Cette confession voluptueuse et mélancolique des faiblesses, cet alliage du naturalisme païen et de l’infini désir chrétien, ce tourment dans l’ivresse amoureuse d’autre chose qu’on voudrait y mettre, c’est proprement le lyrisme moderne, celui dont Shakspeare fut le père dans le monde, dont Rousseau fut le père chez nous. On en discerne sans doute quelques frémissemens avant lui, dans un vers de Racine ou de La Fontaine, dans un soupir de Mme  de Lafayette, de Fénelon ou de Vauvenargues, dans un cri divinatoire de Bossuet ou de Bourdaloue. Avec un peu d’ingéniosité et beaucoup de lecture, il sera toujours facile de grouper un faisceau de citations où l’on nous montrera le romantisme des classiques ; tout au moins celui que nous leur prêtons. Mais réunir ces traits épars, en faire la trame même d’une œuvre, mettre à nu dans cette œuvre sa personne saignante et gémissante, cela était réservé à Rousseau ; comme il lui était réservé de détrôner les rois tragiques et les seigneurs anonymes pour nous intéresser à d’humbles bourgeois du canton de Vaud, à tout le détail de leur vie quotidienne, à leurs embarras d’argent et aux embellissemens de leur jardinet. Si les petites gens avaient déjà diverti la bonne compagnie avec la gaîté picaresque d’un Gil Blas ou la tendre folie d’une Manon, ils n’avaient jamais essayé de s’imposer par un pathétique sérieux qui les égalât à Titus et à Bérénice, ils n’avaient jamais réclamé l’attention en raison même de leur simplicité et comme représentans de la vie du plus grand nombre. Toute la littérature de notre siècle, sortie de cette double révolution, est contenue en germe dans la Nouvelle Héloïse : le romantisme d’abord, puis le réalisme. Julie est l’aïeule de filles très dissemblables dont elle ne peut renier aucune, depuis Atala jusqu’à Emma Bovary ; quant à Saint-Preux, ses descendans s’appellent légion, ils ont tous le signe héréditaire, de Werther et de René jusqu’à ceux qui naissent à cette heure ; on en trouverait chez les Rougon, on en trouverait chez les Macquart.

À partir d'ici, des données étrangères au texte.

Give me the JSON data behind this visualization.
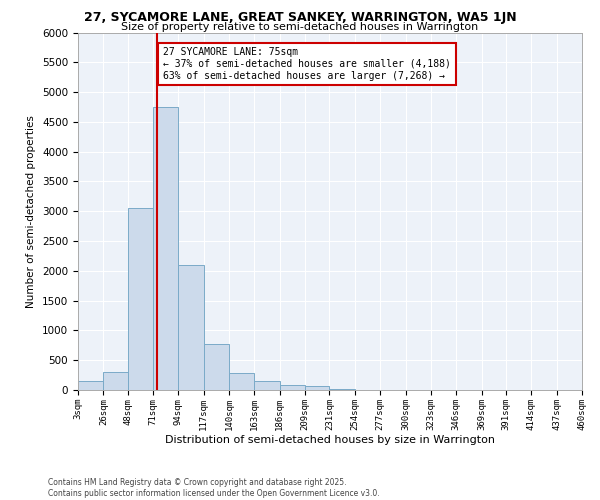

On se demande, en vérité, si ce colossal Jean-Jacques, inférieur à beaucoup de nos grands écrivains par l’étendue de l’esprit et la perfection de l’art, eut jamais un égal en puissance créatrice. En même temps qu’il nous dotait d’une littérature nouvelle, il s’emparait de tout notre avenir politique et social ! Je regrette que M. Texte, limité par l’objet spécial de son étude, n’ait pu montrer en Rousseau que l’initiateur littéraire. Le monstre est trop incomplet, trop incompréhensible, quand on ne l’envisage pas sous tous ses aspects, inventeur du lyrisme et du sentiment de la nature, propagateur de la littérature bourgeoise et de la littérature personnelle, évangéliste de la Révolution et de la démocratie.

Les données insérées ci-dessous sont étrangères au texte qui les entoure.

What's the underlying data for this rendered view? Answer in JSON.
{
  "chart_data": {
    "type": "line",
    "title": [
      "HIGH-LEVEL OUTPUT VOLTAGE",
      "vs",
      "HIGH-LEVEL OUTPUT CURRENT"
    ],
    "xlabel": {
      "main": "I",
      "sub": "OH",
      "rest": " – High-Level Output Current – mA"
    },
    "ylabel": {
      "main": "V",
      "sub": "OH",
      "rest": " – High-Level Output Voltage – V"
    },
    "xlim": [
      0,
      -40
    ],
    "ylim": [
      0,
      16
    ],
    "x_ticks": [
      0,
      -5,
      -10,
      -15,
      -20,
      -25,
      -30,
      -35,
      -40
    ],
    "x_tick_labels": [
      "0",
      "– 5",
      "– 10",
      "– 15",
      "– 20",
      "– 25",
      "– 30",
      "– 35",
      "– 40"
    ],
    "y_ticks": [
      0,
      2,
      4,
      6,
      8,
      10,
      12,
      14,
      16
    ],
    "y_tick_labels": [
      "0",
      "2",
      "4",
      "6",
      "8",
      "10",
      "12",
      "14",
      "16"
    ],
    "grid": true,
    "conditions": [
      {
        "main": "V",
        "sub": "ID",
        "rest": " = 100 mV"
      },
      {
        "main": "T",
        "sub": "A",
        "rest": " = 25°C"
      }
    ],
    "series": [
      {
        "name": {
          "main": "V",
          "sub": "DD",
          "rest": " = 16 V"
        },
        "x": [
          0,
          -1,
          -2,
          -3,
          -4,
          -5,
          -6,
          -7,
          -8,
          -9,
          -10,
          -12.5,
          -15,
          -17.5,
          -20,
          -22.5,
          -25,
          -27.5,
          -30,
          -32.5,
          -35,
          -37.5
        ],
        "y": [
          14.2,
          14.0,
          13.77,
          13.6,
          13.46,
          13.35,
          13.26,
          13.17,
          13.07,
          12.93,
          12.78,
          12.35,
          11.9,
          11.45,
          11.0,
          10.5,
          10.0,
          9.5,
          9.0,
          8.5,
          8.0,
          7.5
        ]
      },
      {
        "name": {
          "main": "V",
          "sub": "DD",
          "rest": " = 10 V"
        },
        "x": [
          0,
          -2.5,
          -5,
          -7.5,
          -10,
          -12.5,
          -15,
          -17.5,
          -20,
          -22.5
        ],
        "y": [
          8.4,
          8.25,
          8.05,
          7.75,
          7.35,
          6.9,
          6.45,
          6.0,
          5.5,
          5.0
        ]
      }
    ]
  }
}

Nos pères avaient au commencement de ce siècle une idée très imparfaite des origines de la Révolution et de l’action prépondérante de Jean-Jacques ; ils le confondaient dans la colonne d’assaut des encyclopédistes, ils résumaient leur jugement dans le refrain populaire :


C’est la faute à Voltaire,
C’est la faute à Rousseau.


A mesure que les horizons du passé se dégagent, le rôle de Rousseau se précise et grandit, il s’oppose au rôle des autres philosophes. Ceux-ci furent surtout des destructeurs : il fut un constructeur, très dangereux à notre avis, mais enfin il le fut. Voltaire et ses acolytes préparèrent la Révolution en tant qu’ils firent table rase ; il reste bien peu de chose de leur apport, en dernière analyse, dans les élémens qui ont servi à la refonte sociale, dans l’idéal démocratique. L’élaboration des matériaux résistans est le fait de Rousseau. Pour Voltaire en particulier, ce serait un lieu commun de rappeler combien cet aristocrate eût été déçu et scandalisé par le tour que la Révolution a pris. A l’heure où elle l’eût fait guillotiner proprement, elle ne retenait déjà plus rien de son esprit. Cet esprit plane encore sur la Constituante, sur les grands seigneurs, les juristes, les lettrés qui saluent l’aube libérale et humanitaire de 89 ; qu’en reste-t-il en 93, au moment où Rousseau est dieu, un dieu inspirant et agissant ? Qu’en reste-t-il aujourd’hui ? Le pli de pensée qu’on appela le voltairianisme, et qui fut assez général dans la bourgeoisie française pendant la première moitié de notre siècle, put faire illusion sur la survivance intellectuelle du philosophe de Ferney ; il devient un anachronisme fort rare. Le merveilleux écrivain continue d’exister, pour le plaisir des dilettantes, au même titre qu’un Montaigne ou un La Bruyère ; mais comme nourrisseur et directeur de foules, il n’existe plus dans cette démocratie contemporaine, couvée par Rousseau, sortie du Contrat social, emplie de l’âme et cristallisée autour de la pensée fondamentale du terrible sophiste.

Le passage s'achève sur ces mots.